According to the New York University study and numerous other pieces of research, microplastics gets into bottled water via the bottle, the water itself and surprisingly, via the bottle cap. The most common microplastic found in bottled water was polypropylene (54%), the same type of plastic used to make bottle caps.
In the study, 259 bottles were tested and only 17 were free of plastics. For the rest, the average number of microplastics in a bottle was 325 per litre, with one tested bottle carrying more than 10,000 pieces of plastic.

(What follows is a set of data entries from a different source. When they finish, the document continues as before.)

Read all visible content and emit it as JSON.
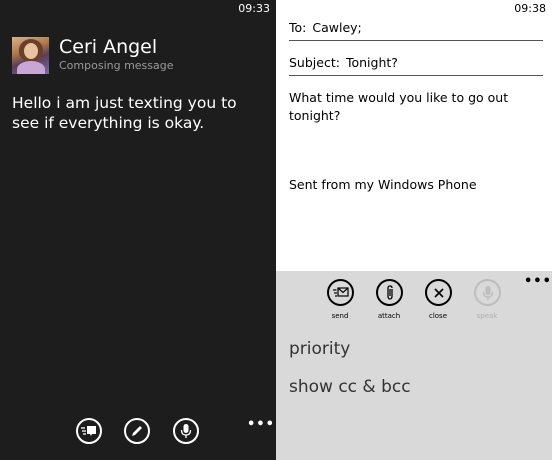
{
  "left_phone": {
    "status_time": "09:33",
    "contact": {
      "name": "Ceri Angel",
      "status": "Composing message"
    },
    "message": "Hello i am just texting you to see if everything is okay.",
    "appbar": {
      "icons": [
        "send-sms-icon",
        "edit-icon",
        "microphone-icon"
      ],
      "more": "•••"
    }
  },
  "right_phone": {
    "status_time": "09:38",
    "to": {
      "label": "To:",
      "value": "Cawley;"
    },
    "subject": {
      "label": "Subject:",
      "value": "Tonight?"
    },
    "body_line1": "What time would you like to go out tonight?",
    "signature": "Sent from my Windows Phone",
    "appbar": {
      "buttons": [
        {
          "label": "send",
          "icon": "send-mail-icon"
        },
        {
          "label": "attach",
          "icon": "paperclip-icon"
        },
        {
          "label": "close",
          "icon": "close-icon"
        },
        {
          "label": "speak",
          "icon": "microphone-icon",
          "disabled": true
        }
      ],
      "more": "•••"
    },
    "menu_items": [
      "priority",
      "show cc & bcc"
    ]
  }
}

Water bottled in glass was compared to that packaged in plastic and findings were 204 vs. 1410 pieces of plastic per litre, respectively. The pieces coming from the cap and water.
In one bottle of Nestlé Pure Life, concentrations were as high as 10,000 plastic pieces per litre of water. Many bottled water brands are simply filtered municipal tap water, so the study took sample lots from a number of locations to increase the likelihood of diverse bottling sources. The Nestlé Pure Life samples came from Amazon; Beirut, Lebanon; and Bangkok, Thailand. Plastics densities in this brand were consistently higher, but the plastics count by bottle varied enormously, even in the same case.

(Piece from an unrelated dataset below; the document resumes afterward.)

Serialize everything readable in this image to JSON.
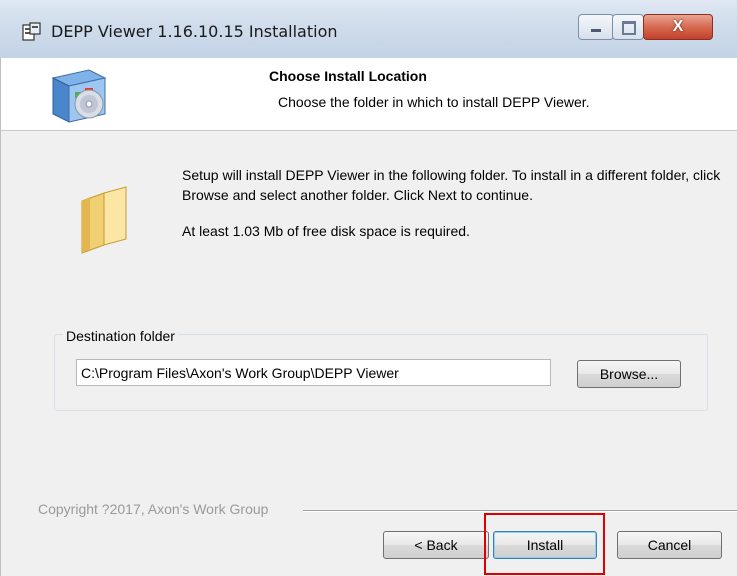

(Notations): Microplastic density averaged across individual bottles and lots by brand. Blue bars are densities for “NR + FTIR confirmed particles” (>100 um); Orange bars are for “NR tagged particles” (6.5–100 um). Error bars are one standard deviation. Percentages are for the contribution to the total for “NR tagged particles” (6.5–100 um); Contribution of larger particles can be inferred.
Just don’t do it. Don’t buy bottled water, especially in plastic packaging of any kind, including plastic lined paper bottles. Get a reusable bottle and #gotap!
Bottled water was one of the greatest marketing triumphs of the 20th century. Selling seemingly sane people for 1000 times the price, the same thing in a bottle, as better (now proven to be worse) than what they can easily get from a tap.